В Тегенекли оказалось очень много знакомых. Был там наш с Наташей близкий друг — ученый — географ Лазарь Шоломович Гордонов, с которым мы, собственно, и условились туда ехать. Был там кинорежиссер Александров со своей женой Любовью Орловой. Был поэт Николай Тихонов. Была скучающая переводчица — предполагалось, что там будут иностранцы, но их не было, и она уныло бродила без всякого дела. В один из вечеров она оживилась: должен приехать наконец англичанин мистер Уильямс! Она пудрилась, красила губы, в общем, приготовлялась. Но когда явился этот мистер Уильямс, то оказалось, что это мой друг Петр Владимирович Вильямс, который ни одного слова по — английски вообще не знал. Отец его был, действительно, английского происхождения, по — моему, какой‑то крупный сельскохозяйственный ученый, но сам он ни к каким Англиям никакого отношения не имел, так что переводчица была разочарована.
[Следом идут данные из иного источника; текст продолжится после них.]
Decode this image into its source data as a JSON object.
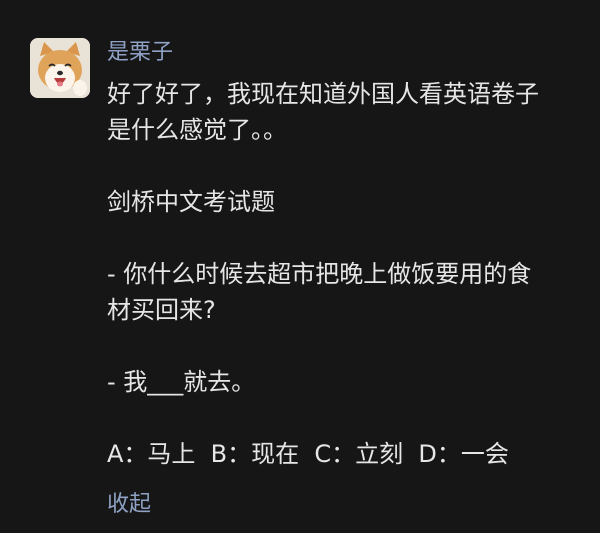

Я вспоминаю, как мы один раз отправились на Эльбрус, не на самый, конечно, верх, а на кругозор, это где- то на полдороги, уже выше облаков — площадка и маленькая гостиница. Мы лезли сквозь облако по крутой тропинке и, вылезши из этого облака, явились туда совершенно мокрые. Дамы отправились в гостиницу переодеваться, приводить себя в порядок, а мы с Вильямсом бродили по площадке. И вдруг кто‑то закричал: «Эльбрус открывается!» Он был весь затянут облаками, и вдруг облака разорвались, и на фоне совершенно зеленого неба возник снежный белый конус вершины Эльбруса. Вильямс ринулся в дом за бумагой и карандашом — ничего другого он не захватил с собой — и стал под дождем, который в это время лил сверху, набрасывать все контуры, записывая, какие краски. Я запомнил его с приставшими ко лбу волосами, судорожно рисующего и записывающего эти самые краски. Но, к сожалению, из этого ничего не вышло: когда он мне в Москве показал этюд, сделанный по этому наброску, все оказалось совсем непохожим. Да и сам он это знал прекрасно. Помню, что любоваться на Эльбрус наши дамы вылезли совершенно полуодетыми. «Явление Эльбруса» было мимолетным зрелищем, нам было предоставлено на всё какие‑нибудь две — три минуты.
Вильямс был простой, добрый, хороший человек, немножко смешной своими модными театральными увлечениями.